Barack Obama inauguration: Two million turn out to greet their new president
The roar of adulation swept across the National Mall and echoed off the granite walls of the Smithsonian museums on each side.
For a day, at least, their mighty collections were eclipsed by the momentous history taking place outside. America finally got its first black president on Tuesday, and the country’s usually staid capital was engulfed in a contagious party spirit.
Two million people covered almost every square foot of Washington’s two-mile grass runway from the Capitol to the Lincoln Memorial to watch the inauguration of Barack Obama – a restless sea of red, white and blue flags that barely stopped waving from freezing dawn to chilly dusk.
Tens of thousands more lined Pennsylvania Avenue, where an armoured black limousine later took the first black American president to his new home – a house built by slaves. Millions, possibly billions, watched on television around the world, but it was the extraordinary numbers who braved the numbing chill of a harsh Washington winter that really spoke best of the Obama appeal.
It didn’t matter that the man the Mall crowds had come to see was, aside from the giant television screens, not even a speck in the distance, separated by a security operation so intense that a police sniper stood on every roof.
Nor did it really matter that, when asked, everyone trotted out precisely the same line about why they had come: “being present at a moment of history” might have been a cliché but that didn’t mean it wasn’t true.
Heeding official advice to get there early, many had arrived while it was still dark with little to protect themselves against the biting cold.
As the sun rose, however, so did their spirits, enlivened by that great American tonic to boredom – shopping. The full glory of US merchandising muscle has been on display over the Obama inauguration and yesterday’s selection, including myriad $2 badges, instant Barack face tattoos and woolly hats inscribed with “Obama” in diamanté lettering, wouldn’t have shamed a major league rock star.
When the rock star finally appeared shortly after midday, the crowd was ready and thousands of digital cameras were raised hopefully into the air and pointed towards the Capitol.
As the swearing-in ceremony finished, the cheering reached a crescendo. Some people simply jumped up and down for several minutes, their faces a picture of ecstasy.
Down in the Mall, it wouldn’t have mattered what he said, the great orator didn’t disappoint when he delivered a predictably emotive, beautifully-phrased address.
There tended to be subdued silence during the long passages, in which the new President spoke of the challenges ahead, enthusiastic cheering whenever he said anything more upbeat and a particularly loud roar when he talked tough about standing up to terrorists.
The Obama celebrations had in fact been going on since the weekend. A succession of galas featuring Hollywood stars and performances by the likes of Sting may have hogged the headlines, but there were dozens more less glamorous functions across the city, many of them inaugural balls for organisations like the Virginia Society for Small, Women and Minority Businesses, which had never had them before.
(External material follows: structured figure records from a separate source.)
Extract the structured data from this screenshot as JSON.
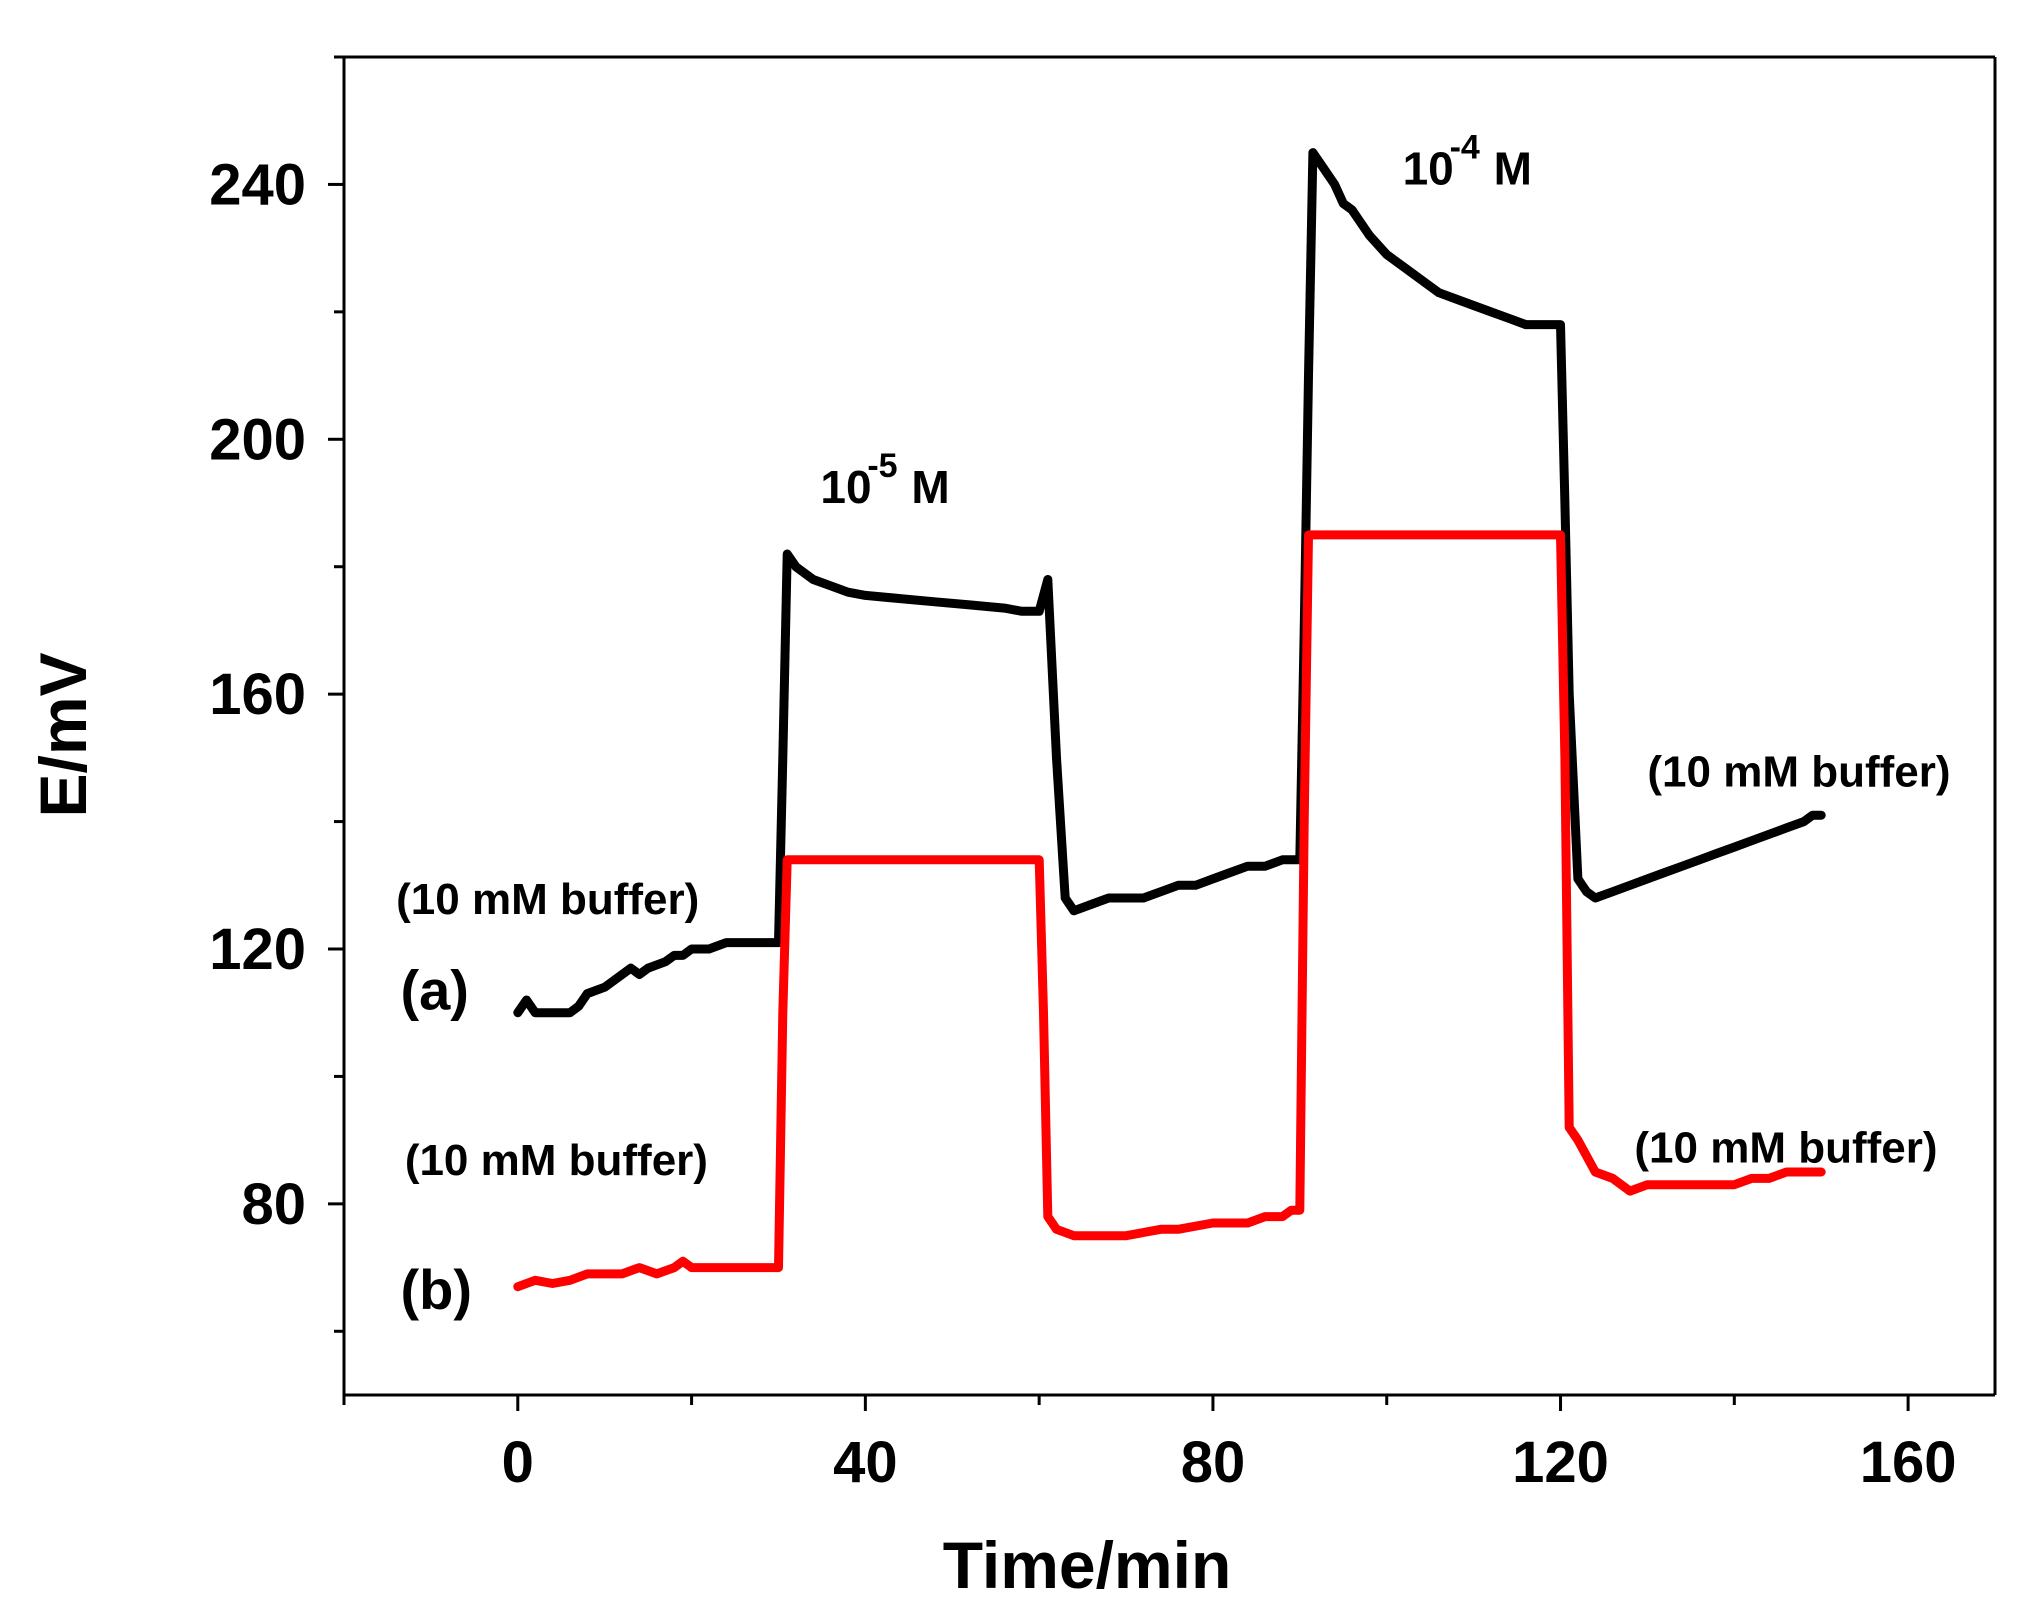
{
  "chart_data": {
    "type": "line",
    "title": "",
    "xlabel": "Time/min",
    "ylabel": "E/mV",
    "xlim": [
      -20,
      170
    ],
    "ylim": [
      50,
      260
    ],
    "x_ticks": [
      0,
      40,
      80,
      120,
      160
    ],
    "x_tick_labels": [
      "0",
      "40",
      "80",
      "120",
      "160"
    ],
    "y_ticks": [
      80,
      120,
      160,
      200,
      240
    ],
    "y_tick_labels": [
      "80",
      "120",
      "160",
      "200",
      "240"
    ],
    "grid": false,
    "colors": {
      "a": "#000000",
      "b": "#ff0000",
      "axis": "#000000"
    },
    "series": [
      {
        "name": "(a)",
        "color": "#000000",
        "x": [
          0,
          1,
          2,
          3,
          5,
          6,
          7,
          8,
          10,
          12,
          13,
          14,
          15,
          17,
          18,
          19,
          20,
          22,
          24,
          26,
          28,
          29,
          30,
          30.5,
          31,
          32,
          34,
          36,
          38,
          40,
          44,
          48,
          52,
          56,
          58,
          59,
          60,
          61,
          62,
          63,
          64,
          66,
          68,
          70,
          72,
          74,
          76,
          78,
          80,
          82,
          84,
          86,
          88,
          89,
          90,
          90.5,
          91,
          91.5,
          92,
          94,
          95,
          96,
          98,
          100,
          102,
          104,
          106,
          108,
          110,
          112,
          114,
          116,
          118,
          119,
          120,
          120.5,
          121,
          122,
          123,
          124,
          126,
          128,
          130,
          132,
          134,
          136,
          138,
          140,
          142,
          144,
          146,
          148,
          149,
          150
        ],
        "y": [
          110,
          112,
          110,
          110,
          110,
          110,
          111,
          113,
          114,
          116,
          117,
          116,
          117,
          118,
          119,
          119,
          120,
          120,
          121,
          121,
          121,
          121,
          121,
          150,
          182,
          180,
          178,
          177,
          176,
          175.5,
          175,
          174.5,
          174,
          173.5,
          173,
          173,
          173,
          178,
          150,
          128,
          126,
          127,
          128,
          128,
          128,
          129,
          130,
          130,
          131,
          132,
          133,
          133,
          134,
          134,
          134,
          170,
          210,
          245,
          244,
          240,
          237,
          236,
          232,
          229,
          227,
          225,
          223,
          222,
          221,
          220,
          219,
          218,
          218,
          218,
          218,
          190,
          160,
          131,
          129,
          128,
          129,
          130,
          131,
          132,
          133,
          134,
          135,
          136,
          137,
          138,
          139,
          140,
          141,
          141
        ]
      },
      {
        "name": "(b)",
        "color": "#ff0000",
        "x": [
          0,
          2,
          4,
          6,
          8,
          10,
          12,
          14,
          16,
          18,
          19,
          20,
          22,
          24,
          26,
          28,
          29,
          30,
          30.5,
          31,
          33,
          40,
          50,
          58,
          59,
          60,
          60.5,
          61,
          62,
          64,
          66,
          70,
          74,
          76,
          80,
          84,
          86,
          88,
          89,
          90,
          90.5,
          91,
          92,
          100,
          110,
          119,
          120,
          120.5,
          121,
          122,
          124,
          126,
          128,
          130,
          134,
          138,
          140,
          142,
          144,
          146,
          148,
          150
        ],
        "y": [
          67,
          68,
          67.5,
          68,
          69,
          69,
          69,
          70,
          69,
          70,
          71,
          70,
          70,
          70,
          70,
          70,
          70,
          70,
          110,
          134,
          134,
          134,
          134,
          134,
          134,
          134,
          110,
          78,
          76,
          75,
          75,
          75,
          76,
          76,
          77,
          77,
          78,
          78,
          79,
          79,
          140,
          185,
          185,
          185,
          185,
          185,
          185,
          150,
          92,
          90,
          85,
          84,
          82,
          83,
          83,
          83,
          83,
          84,
          84,
          85,
          85,
          85
        ]
      }
    ],
    "annotations": [
      {
        "text": "(10 mM buffer)",
        "x": -14,
        "y": 125.5
      },
      {
        "text": "(a)",
        "x": -13.5,
        "y": 110.5
      },
      {
        "text": "(10 mM buffer)",
        "x": -13,
        "y": 84.5
      },
      {
        "text": "(b)",
        "x": -13.5,
        "y": 63.5
      },
      {
        "text": "(10 mM buffer)",
        "x": 130,
        "y": 145.5
      },
      {
        "text": "(10 mM buffer)",
        "x": 128.5,
        "y": 86.5
      }
    ],
    "concentration_labels": [
      {
        "base": "10",
        "exponent": "-5",
        "unit": "M",
        "x": 40,
        "y": 190
      },
      {
        "base": "10",
        "exponent": "-4",
        "unit": "M",
        "x": 107,
        "y": 240
      }
    ]
  }
}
There was an inescapable sense this year, and particularly in the Mall, that a tranche of American society, especially the young and ethnic minorities, were celebrating a political handover that they might have barely acknowledged in the past.
Those who descended on Washington by plane, train and church bus came in all shapes, colours and economic brackets. Yvonne Wong, a young Australian lawyer, had just got off a flight from South Africa after Washington friends said they had a spare ticket.
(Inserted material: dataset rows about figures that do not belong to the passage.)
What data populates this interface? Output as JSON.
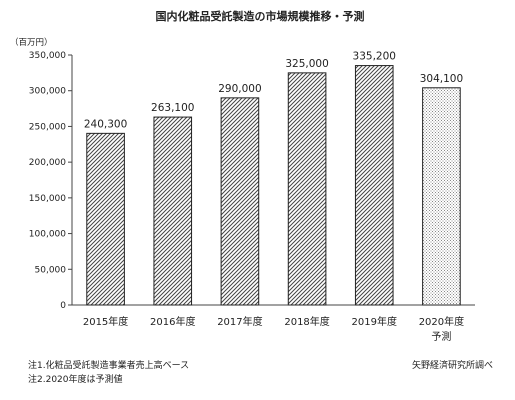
{
  "chart_data": {
    "type": "bar",
    "title": "国内化粧品受託製造の市場規模推移・予測",
    "unit_label": "（百万円）",
    "categories": [
      "2015年度",
      "2016年度",
      "2017年度",
      "2018年度",
      "2019年度",
      "2020年度"
    ],
    "category_sublabels": [
      "",
      "",
      "",
      "",
      "",
      "予測"
    ],
    "values": [
      240300,
      263100,
      290000,
      325000,
      335200,
      304100
    ],
    "value_labels": [
      "240,300",
      "263,100",
      "290,000",
      "325,000",
      "335,200",
      "304,100"
    ],
    "yticks": [
      0,
      50000,
      100000,
      150000,
      200000,
      250000,
      300000,
      350000
    ],
    "ytick_labels": [
      "0",
      "50,000",
      "100,000",
      "150,000",
      "200,000",
      "250,000",
      "300,000",
      "350,000"
    ],
    "ylim": [
      0,
      350000
    ],
    "bar_styles": [
      "hatched",
      "hatched",
      "hatched",
      "hatched",
      "hatched",
      "dotted"
    ],
    "grid": false,
    "legend": "none"
  },
  "notes": {
    "note1": "注1.化粧品受託製造事業者売上高ベース",
    "note2": "注2.2020年度は予測値",
    "source": "矢野経済研究所調べ"
  },
  "colors": {
    "bar_stroke": "#222222",
    "hatch": "#444444",
    "dot": "#888888",
    "axis": "#444444"
  }
}
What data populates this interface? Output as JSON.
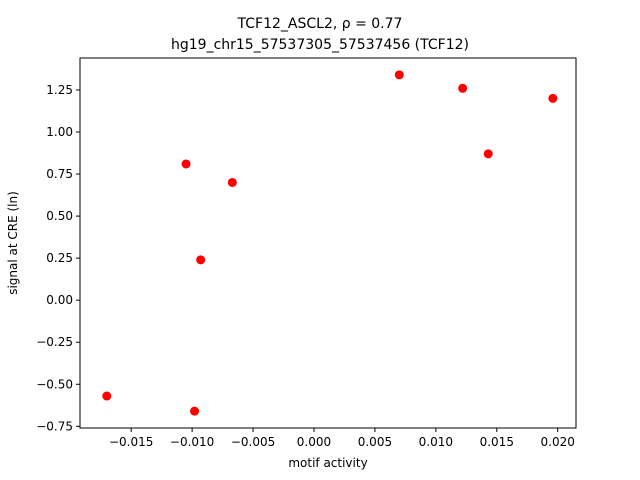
{
  "chart_data": {
    "type": "scatter",
    "title_line1": "TCF12_ASCL2, ρ = 0.77",
    "title_line2": "hg19_chr15_57537305_57537456 (TCF12)",
    "xlabel": "motif activity",
    "ylabel": "signal at CRE (ln)",
    "xlim": [
      -0.0192,
      0.0215
    ],
    "ylim": [
      -0.76,
      1.44
    ],
    "xticks": [
      -0.015,
      -0.01,
      -0.005,
      0.0,
      0.005,
      0.01,
      0.015,
      0.02
    ],
    "xtick_labels": [
      "−0.015",
      "−0.010",
      "−0.005",
      "0.000",
      "0.005",
      "0.010",
      "0.015",
      "0.020"
    ],
    "yticks": [
      -0.75,
      -0.5,
      -0.25,
      0.0,
      0.25,
      0.5,
      0.75,
      1.0,
      1.25
    ],
    "ytick_labels": [
      "−0.75",
      "−0.50",
      "−0.25",
      "0.00",
      "0.25",
      "0.50",
      "0.75",
      "1.00",
      "1.25"
    ],
    "grid": false,
    "point_color": "#ff0000",
    "points": [
      {
        "x": -0.017,
        "y": -0.57
      },
      {
        "x": -0.0098,
        "y": -0.66
      },
      {
        "x": -0.0105,
        "y": 0.81
      },
      {
        "x": -0.0093,
        "y": 0.24
      },
      {
        "x": -0.0067,
        "y": 0.7
      },
      {
        "x": 0.007,
        "y": 1.34
      },
      {
        "x": 0.0122,
        "y": 1.26
      },
      {
        "x": 0.0143,
        "y": 0.87
      },
      {
        "x": 0.0196,
        "y": 1.2
      }
    ]
  }
}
“There’s a lot of excitement about him in South Africa. They’re saying he’s America’s Mandela,” she said. “This is so massive. It’s like the world’s on hold today.”
Some had travelled fewer miles to be there but their journey was still more seismic.
Catherine McAdoo, 74, sat out the Obama speech on a bench outside the Natural History Museum, exhausted after having stood in the Mall since before dawn.
She reeled off a list of the Jim Crow law indignities that she remembered from her childhood in Mobile, Alabama – the segregated restaurants, the exam black women had to take to prove they knew how to vote and the buses where they would have to sit in the back after boarding through a separate door.
“I’ve been waiting a long time for this. And, no, I never thought I’d see a black president in my lifetime,” she said.
Mrs McAdoo, a retired teacher, was as much part of America’s “patchwork heritage” mentioned by Mr Obama in his speech as Matthew Wilner, a young white student who had come from New York. He had spent election day this year among the farms of Republican Ohio, campaigning for Mr Obama.
“I came today because I just wanted to be among people who felt the same way as me,” he said.
Ellie Binns had come with a coach load of other Democrat campaigners from Connecticut. “I came here for the Clinton inauguration and you could get right up close but here I am a mile away – that tells you something about his popularity.”
She said her companions had been worried about the bad weather. “I said ‘You don’t have to worry about that with Obama as I think he affects that too’.” Just then, the sun did indeed come out.